In the end, we came to the conclusion that if we wanted to maintain our basic, three-piece band identity, it was essential for us to be able to perform the next album live first rather than trying to figure out how to perform it all after the record had been made.
Somehow we needed to set up a situation whereby we could fully perform and demo the album live before moving into the studio. The more I thought about this whole idea of live performance, the more I began to realise that the whole essence of this record could revolve around the concept of a theatrical performance.

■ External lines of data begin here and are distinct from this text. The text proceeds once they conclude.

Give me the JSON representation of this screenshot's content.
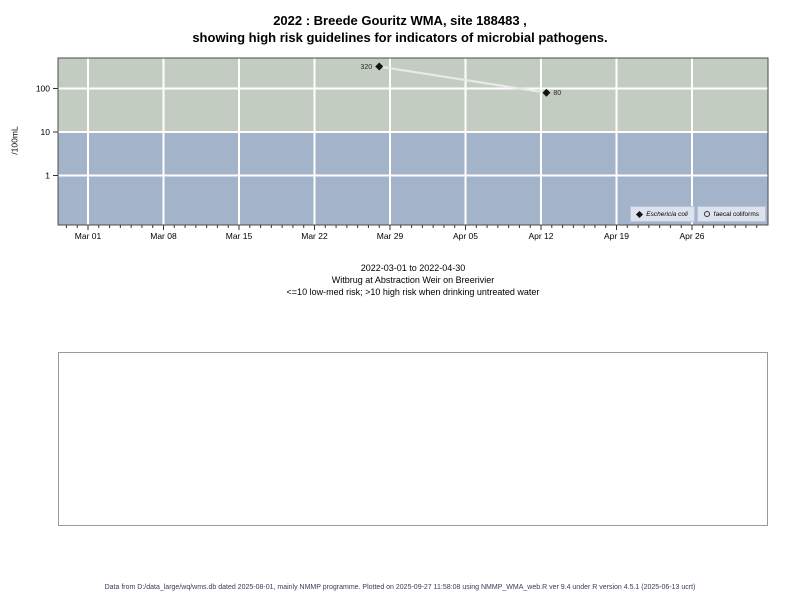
{
  "page": {
    "title_line1": "2022 : Breede Gouritz WMA, site 188483 ,",
    "title_line2": "showing high risk guidelines for indicators of microbial pathogens.",
    "footer": "Data from D:/data_large/wq/wms.db dated 2025-08-01, mainly NMMP programme. Plotted on 2025-09-27 11:58:08 using NMMP_WMA_web.R ver 9.4 under R version 4.5.1 (2025-06-13 ucrt)"
  },
  "chart_data": {
    "type": "scatter",
    "y_scale": "log10",
    "ylabel": "/100mL",
    "y_ticks": [
      100,
      10,
      1
    ],
    "x_tick_labels": [
      "Mar 01",
      "Mar 08",
      "Mar 15",
      "Mar 22",
      "Mar 29",
      "Apr 05",
      "Apr 12",
      "Apr 19",
      "Apr 26"
    ],
    "x_start_date": "2022-03-01",
    "x_minor_tick_days": [
      -2,
      62
    ],
    "bands": [
      {
        "name": "high-risk-band",
        "label": ">10 high risk",
        "color": "#c3ccc0"
      },
      {
        "name": "low-med-risk-band",
        "label": "<=10 low-med risk",
        "color": "#a3b3ca"
      }
    ],
    "series": [
      {
        "name": "Eschericia coli",
        "marker": "filled-diamond",
        "marker_color": "#141414",
        "line_color": "#e9e9e9",
        "points": [
          {
            "date": "2022-03-28",
            "day": 27,
            "value": 320,
            "label": "320",
            "label_side": "left"
          },
          {
            "date": "2022-04-12",
            "day": 42.5,
            "value": 80,
            "label": "80",
            "label_side": "right"
          }
        ]
      },
      {
        "name": "faecal coliforms",
        "marker": "open-circle",
        "marker_color": "#333333",
        "points": []
      }
    ],
    "subtitle_lines": [
      "2022-03-01 to 2022-04-30",
      "Witbrug at Abstraction Weir on Breerivier",
      "<=10 low-med risk; >10 high risk when drinking untreated water"
    ]
  }
}
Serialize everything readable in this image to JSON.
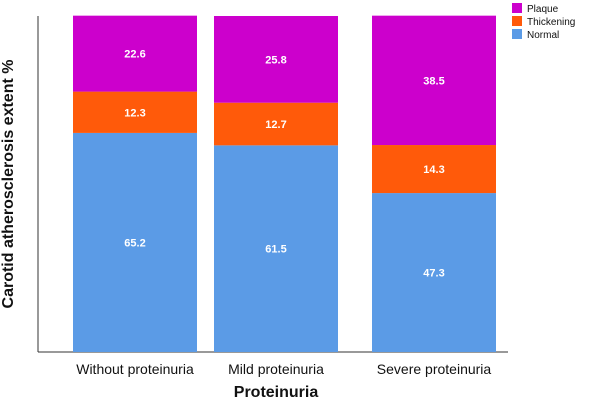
{
  "chart_data": {
    "type": "bar",
    "stacked": true,
    "categories": [
      "Without proteinuria",
      "Mild proteinuria",
      "Severe proteinuria"
    ],
    "series": [
      {
        "name": "Normal",
        "values": [
          65.2,
          61.5,
          47.3
        ],
        "color": "#5b9be6"
      },
      {
        "name": "Thickening",
        "values": [
          12.3,
          12.7,
          14.3
        ],
        "color": "#ff5a0a"
      },
      {
        "name": "Plaque",
        "values": [
          22.6,
          25.8,
          38.5
        ],
        "color": "#cc00cc"
      }
    ],
    "xlabel": "Proteinuria",
    "ylabel": "Carotid atherosclerosis extent %",
    "ylim": [
      0,
      100
    ],
    "grid": false,
    "legend": {
      "placement": "top-right",
      "items": [
        "Plaque",
        "Thickening",
        "Normal"
      ]
    }
  }
}
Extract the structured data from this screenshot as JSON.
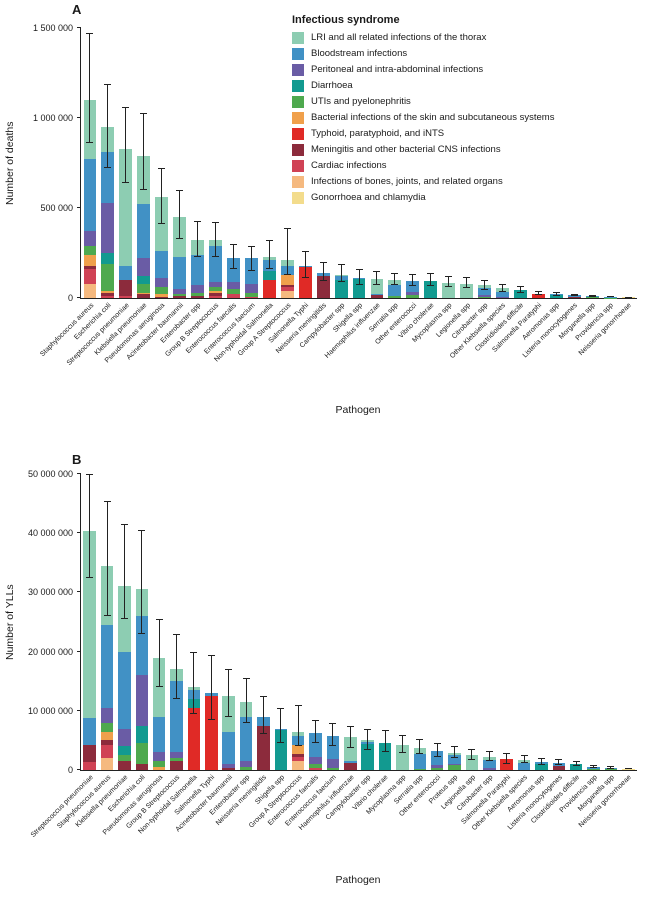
{
  "panels": {
    "a": {
      "letter": "A",
      "ylabel": "Number of deaths",
      "xlabel": "Pathogen"
    },
    "b": {
      "letter": "B",
      "ylabel": "Number of YLLs",
      "xlabel": "Pathogen"
    }
  },
  "legend": {
    "title": "Infectious syndrome",
    "items": [
      {
        "label": "LRI and all related infections of the thorax",
        "color": "#8DCDB2"
      },
      {
        "label": "Bloodstream infections",
        "color": "#4191C5"
      },
      {
        "label": "Peritoneal and intra-abdominal infections",
        "color": "#6A5CA5"
      },
      {
        "label": "Diarrhoea",
        "color": "#129A90"
      },
      {
        "label": "UTIs and pyelonephritis",
        "color": "#4EA94E"
      },
      {
        "label": "Bacterial infections of the skin and subcutaneous systems",
        "color": "#F0A04B"
      },
      {
        "label": "Typhoid, paratyphoid, and iNTS",
        "color": "#E02A26"
      },
      {
        "label": "Meningitis and other bacterial CNS infections",
        "color": "#8C2B3C"
      },
      {
        "label": "Cardiac infections",
        "color": "#D04255"
      },
      {
        "label": "Infections of bones, joints, and related organs",
        "color": "#F5B97F"
      },
      {
        "label": "Gonorrhoea and chlamydia",
        "color": "#F3DC8C"
      }
    ]
  },
  "chart_data": [
    {
      "panel": "A",
      "type": "bar",
      "stacked": true,
      "xlabel": "Pathogen",
      "ylabel": "Number of deaths",
      "ylim": [
        0,
        1500000
      ],
      "yticks": [
        0,
        500000,
        1000000,
        1500000
      ],
      "ytick_labels": [
        "0",
        "500 000",
        "1 000 000",
        "1 500 000"
      ],
      "legend_position": "upper-right",
      "grid": false,
      "series_names": [
        "LRI and all related infections of the thorax",
        "Bloodstream infections",
        "Peritoneal and intra-abdominal infections",
        "Diarrhoea",
        "UTIs and pyelonephritis",
        "Bacterial infections of the skin and subcutaneous systems",
        "Typhoid, paratyphoid, and iNTS",
        "Meningitis and other bacterial CNS infections",
        "Cardiac infections",
        "Infections of bones, joints, and related organs",
        "Gonorrhoea and chlamydia"
      ],
      "categories": [
        "Staphylococcus aureus",
        "Escherichia coli",
        "Streptococcus pneumoniae",
        "Klebsiella pneumoniae",
        "Pseudomonas aeruginosa",
        "Acinetobacter baumannii",
        "Enterobacter spp",
        "Group B Streptococcus",
        "Enterococcus faecalis",
        "Enterococcus faecium",
        "Non-typhoidal Salmonella",
        "Group A Streptococcus",
        "Salmonella Typhi",
        "Neisseria meningitidis",
        "Campylobacter spp",
        "Shigella spp",
        "Haemophilus influenzae",
        "Serratia spp",
        "Other enterococci",
        "Vibrio cholerae",
        "Mycoplasma spp",
        "Legionella spp",
        "Citrobacter spp",
        "Other Klebsiella species",
        "Clostridioides difficile",
        "Salmonella Paratyphi",
        "Aeromonas spp",
        "Listeria monocytogenes",
        "Morganella spp",
        "Providencia spp",
        "Neisseria gonorrhoeae"
      ],
      "values": [
        [
          330000,
          400000,
          80000,
          0,
          50000,
          60000,
          0,
          20000,
          80000,
          80000,
          0
        ],
        [
          140000,
          280000,
          280000,
          60000,
          150000,
          10000,
          0,
          20000,
          10000,
          0,
          0
        ],
        [
          650000,
          80000,
          0,
          0,
          0,
          0,
          0,
          90000,
          10000,
          0,
          0
        ],
        [
          270000,
          300000,
          100000,
          40000,
          50000,
          5000,
          0,
          25000,
          0,
          0,
          0
        ],
        [
          300000,
          150000,
          50000,
          0,
          40000,
          15000,
          0,
          5000,
          0,
          0,
          0
        ],
        [
          220000,
          180000,
          30000,
          0,
          10000,
          0,
          0,
          10000,
          0,
          0,
          0
        ],
        [
          80000,
          170000,
          40000,
          0,
          20000,
          0,
          0,
          10000,
          0,
          0,
          0
        ],
        [
          30000,
          200000,
          30000,
          0,
          20000,
          10000,
          0,
          20000,
          10000,
          0,
          0
        ],
        [
          0,
          130000,
          40000,
          0,
          30000,
          0,
          0,
          0,
          20000,
          0,
          0
        ],
        [
          0,
          140000,
          50000,
          0,
          25000,
          0,
          0,
          0,
          5000,
          0,
          0
        ],
        [
          20000,
          60000,
          0,
          50000,
          0,
          0,
          100000,
          0,
          0,
          0,
          0
        ],
        [
          30000,
          50000,
          0,
          0,
          0,
          60000,
          0,
          10000,
          20000,
          40000,
          0
        ],
        [
          0,
          10000,
          0,
          0,
          0,
          0,
          170000,
          0,
          0,
          0,
          0
        ],
        [
          0,
          20000,
          0,
          0,
          0,
          0,
          0,
          120000,
          0,
          0,
          0
        ],
        [
          10000,
          20000,
          0,
          100000,
          0,
          0,
          0,
          0,
          0,
          0,
          0
        ],
        [
          0,
          5000,
          0,
          105000,
          0,
          0,
          0,
          0,
          0,
          0,
          0
        ],
        [
          80000,
          10000,
          0,
          0,
          0,
          0,
          0,
          15000,
          0,
          0,
          0
        ],
        [
          30000,
          60000,
          0,
          0,
          10000,
          0,
          0,
          0,
          0,
          0,
          0
        ],
        [
          0,
          60000,
          20000,
          0,
          15000,
          0,
          0,
          0,
          0,
          0,
          0
        ],
        [
          0,
          0,
          0,
          95000,
          0,
          0,
          0,
          0,
          0,
          0,
          0
        ],
        [
          85000,
          0,
          0,
          0,
          0,
          0,
          0,
          0,
          0,
          0,
          0
        ],
        [
          80000,
          0,
          0,
          0,
          0,
          0,
          0,
          0,
          0,
          0,
          0
        ],
        [
          15000,
          40000,
          10000,
          0,
          5000,
          0,
          0,
          0,
          0,
          0,
          0
        ],
        [
          20000,
          30000,
          5000,
          0,
          0,
          0,
          0,
          0,
          0,
          0,
          0
        ],
        [
          0,
          0,
          0,
          45000,
          0,
          0,
          0,
          0,
          0,
          0,
          0
        ],
        [
          0,
          0,
          0,
          0,
          0,
          0,
          25000,
          0,
          0,
          0,
          0
        ],
        [
          0,
          5000,
          0,
          15000,
          0,
          0,
          0,
          0,
          0,
          0,
          0
        ],
        [
          0,
          8000,
          0,
          0,
          0,
          0,
          0,
          8000,
          0,
          0,
          0
        ],
        [
          0,
          7000,
          0,
          0,
          3000,
          0,
          0,
          0,
          0,
          0,
          0
        ],
        [
          0,
          5000,
          0,
          0,
          2000,
          0,
          0,
          0,
          0,
          0,
          0
        ],
        [
          0,
          0,
          0,
          0,
          0,
          0,
          0,
          0,
          0,
          0,
          4000
        ]
      ],
      "ci_low": [
        860000,
        720000,
        640000,
        600000,
        410000,
        330000,
        230000,
        230000,
        160000,
        150000,
        160000,
        130000,
        110000,
        95000,
        90000,
        70000,
        75000,
        70000,
        65000,
        65000,
        60000,
        55000,
        45000,
        35000,
        30000,
        15000,
        12000,
        10000,
        6000,
        4000,
        2000
      ],
      "ci_high": [
        1470000,
        1190000,
        1060000,
        1030000,
        720000,
        600000,
        430000,
        420000,
        300000,
        290000,
        320000,
        390000,
        260000,
        200000,
        190000,
        160000,
        150000,
        140000,
        135000,
        140000,
        125000,
        115000,
        100000,
        80000,
        65000,
        40000,
        32000,
        25000,
        16000,
        11000,
        7000
      ]
    },
    {
      "panel": "B",
      "type": "bar",
      "stacked": true,
      "xlabel": "Pathogen",
      "ylabel": "Number of YLLs",
      "ylim": [
        0,
        50000000
      ],
      "yticks": [
        0,
        10000000,
        20000000,
        30000000,
        40000000,
        50000000
      ],
      "ytick_labels": [
        "0",
        "10 000 000",
        "20 000 000",
        "30 000 000",
        "40 000 000",
        "50 000 000"
      ],
      "legend_position": "none",
      "grid": false,
      "series_names": [
        "LRI and all related infections of the thorax",
        "Bloodstream infections",
        "Peritoneal and intra-abdominal infections",
        "Diarrhoea",
        "UTIs and pyelonephritis",
        "Bacterial infections of the skin and subcutaneous systems",
        "Typhoid, paratyphoid, and iNTS",
        "Meningitis and other bacterial CNS infections",
        "Cardiac infections",
        "Infections of bones, joints, and related organs",
        "Gonorrhoea and chlamydia"
      ],
      "categories": [
        "Streptococcus pneumoniae",
        "Staphylococcus aureus",
        "Klebsiella pneumoniae",
        "Escherichia coli",
        "Pseudomonas aeruginosa",
        "Group B Streptococcus",
        "Non-typhoidal Salmonella",
        "Salmonella Typhi",
        "Acinetobacter baumannii",
        "Enterobacter spp",
        "Neisseria meningitidis",
        "Shigella spp",
        "Group A Streptococcus",
        "Enterococcus faecalis",
        "Enterococcus faecium",
        "Haemophilus influenzae",
        "Campylobacter spp",
        "Vibrio cholerae",
        "Mycoplasma spp",
        "Serratia spp",
        "Other enterococci",
        "Proteus spp",
        "Legionella spp",
        "Citrobacter spp",
        "Salmonella Paratyphi",
        "Other Klebsiella species",
        "Aeromonas spp",
        "Listeria monocytogenes",
        "Clostridioides difficile",
        "Providencia spp",
        "Morganella spp",
        "Neisseria gonorrhoeae"
      ],
      "values": [
        [
          31500000,
          4500000,
          0,
          0,
          0,
          0,
          0,
          3000000,
          1300000,
          0,
          0
        ],
        [
          10000000,
          14000000,
          2500000,
          0,
          1500000,
          1500000,
          0,
          800000,
          2200000,
          2000000,
          0
        ],
        [
          11000000,
          13000000,
          3000000,
          1500000,
          1000000,
          0,
          0,
          1500000,
          0,
          0,
          0
        ],
        [
          4500000,
          10000000,
          8500000,
          3000000,
          3500000,
          0,
          0,
          1000000,
          0,
          0,
          0
        ],
        [
          10000000,
          6000000,
          1500000,
          0,
          1000000,
          500000,
          0,
          0,
          0,
          0,
          0
        ],
        [
          2000000,
          12000000,
          1000000,
          0,
          500000,
          0,
          0,
          1500000,
          0,
          0,
          0
        ],
        [
          500000,
          1500000,
          0,
          1500000,
          0,
          0,
          10500000,
          0,
          0,
          0,
          0
        ],
        [
          0,
          500000,
          0,
          0,
          0,
          0,
          12500000,
          0,
          0,
          0,
          0
        ],
        [
          6000000,
          5500000,
          700000,
          0,
          0,
          0,
          0,
          300000,
          0,
          0,
          0
        ],
        [
          2500000,
          7500000,
          1000000,
          0,
          500000,
          0,
          0,
          0,
          0,
          0,
          0
        ],
        [
          0,
          1500000,
          0,
          0,
          0,
          0,
          0,
          7500000,
          0,
          0,
          0
        ],
        [
          0,
          200000,
          0,
          6800000,
          0,
          0,
          0,
          0,
          0,
          0,
          0
        ],
        [
          800000,
          1500000,
          0,
          0,
          0,
          1500000,
          0,
          500000,
          700000,
          1500000,
          0
        ],
        [
          0,
          4000000,
          1200000,
          0,
          600000,
          0,
          0,
          0,
          400000,
          0,
          0
        ],
        [
          0,
          4000000,
          1400000,
          0,
          400000,
          0,
          0,
          0,
          0,
          0,
          0
        ],
        [
          4000000,
          300000,
          0,
          0,
          0,
          0,
          0,
          1200000,
          0,
          0,
          0
        ],
        [
          200000,
          400000,
          0,
          4400000,
          0,
          0,
          0,
          0,
          0,
          0,
          0
        ],
        [
          0,
          0,
          0,
          4500000,
          0,
          0,
          0,
          0,
          0,
          0,
          0
        ],
        [
          4200000,
          0,
          0,
          0,
          0,
          0,
          0,
          0,
          0,
          0,
          0
        ],
        [
          1100000,
          2500000,
          0,
          0,
          200000,
          0,
          0,
          0,
          0,
          0,
          0
        ],
        [
          0,
          2400000,
          500000,
          0,
          300000,
          0,
          0,
          0,
          0,
          0,
          0
        ],
        [
          200000,
          1500000,
          300000,
          0,
          800000,
          0,
          0,
          0,
          0,
          0,
          0
        ],
        [
          2500000,
          0,
          0,
          0,
          0,
          0,
          0,
          0,
          0,
          0,
          0
        ],
        [
          500000,
          1400000,
          300000,
          0,
          0,
          0,
          0,
          0,
          0,
          0,
          0
        ],
        [
          0,
          0,
          0,
          0,
          0,
          0,
          1800000,
          0,
          0,
          0,
          0
        ],
        [
          600000,
          1100000,
          0,
          0,
          0,
          0,
          0,
          0,
          0,
          0,
          0
        ],
        [
          0,
          300000,
          0,
          1100000,
          0,
          0,
          0,
          0,
          0,
          0,
          0
        ],
        [
          0,
          600000,
          0,
          0,
          0,
          0,
          0,
          600000,
          0,
          0,
          0
        ],
        [
          0,
          0,
          0,
          1000000,
          0,
          0,
          0,
          0,
          0,
          0,
          0
        ],
        [
          0,
          300000,
          0,
          0,
          200000,
          0,
          0,
          0,
          0,
          0,
          0
        ],
        [
          0,
          300000,
          0,
          0,
          100000,
          0,
          0,
          0,
          0,
          0,
          0
        ],
        [
          0,
          0,
          0,
          0,
          0,
          0,
          0,
          0,
          0,
          0,
          200000
        ]
      ],
      "ci_low": [
        32500000,
        26000000,
        25500000,
        23000000,
        14000000,
        12000000,
        9500000,
        8500000,
        9000000,
        8000000,
        6000000,
        4500000,
        4000000,
        4500000,
        4000000,
        3800000,
        3400000,
        3000000,
        2800000,
        2700000,
        2200000,
        2000000,
        1700000,
        1500000,
        1100000,
        1200000,
        900000,
        800000,
        700000,
        300000,
        250000,
        100000
      ],
      "ci_high": [
        50000000,
        45500000,
        41500000,
        40500000,
        25500000,
        23000000,
        20000000,
        19500000,
        17000000,
        15500000,
        12500000,
        10500000,
        11000000,
        8500000,
        8000000,
        7500000,
        7000000,
        6800000,
        6000000,
        5200000,
        4500000,
        4000000,
        3500000,
        3200000,
        2800000,
        2500000,
        2100000,
        1800000,
        1500000,
        900000,
        700000,
        400000
      ]
    }
  ]
}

At around the same time, we formed our own record label called Manticore Records, which was named after the mythical beast that had also inspired the ‘Manticore’ section of ‘Tarkus’. A manticore is often depicted with a human head, the body of a lion and a scorpion’s tale – both Keith and I were born under Scorpio. The idea behind the label was not only for us to better control the production and distribution of our own records, but at the same time to also help other non-mainstream artists (just as we had been helped ourselves in previous years) to get a foot through the door. I liked working with other bands. By then I had already helped to produce Spontaneous Combustion’s debut record, and we signed Stray Dog and a few other bands – including Premiata Forneria Marconi and Banco, two of the biggest acts in Italy – to Manticore Records. The truth was, though, that ELP took up almost all of our time so Manticore Records only lasted a few years.
To solve our recording issues and to push forward the broader Manticore concept – and I know this sounds horribly extravagant – we decided to buy a cinema in Fulham and convert it into a rehearsal and recording facility, which Led Zeppelin and Bad Company went on to use. We set up on the stage when we wrote our next album, and that is where the early rehearsals for Brain Salad Surgery took place.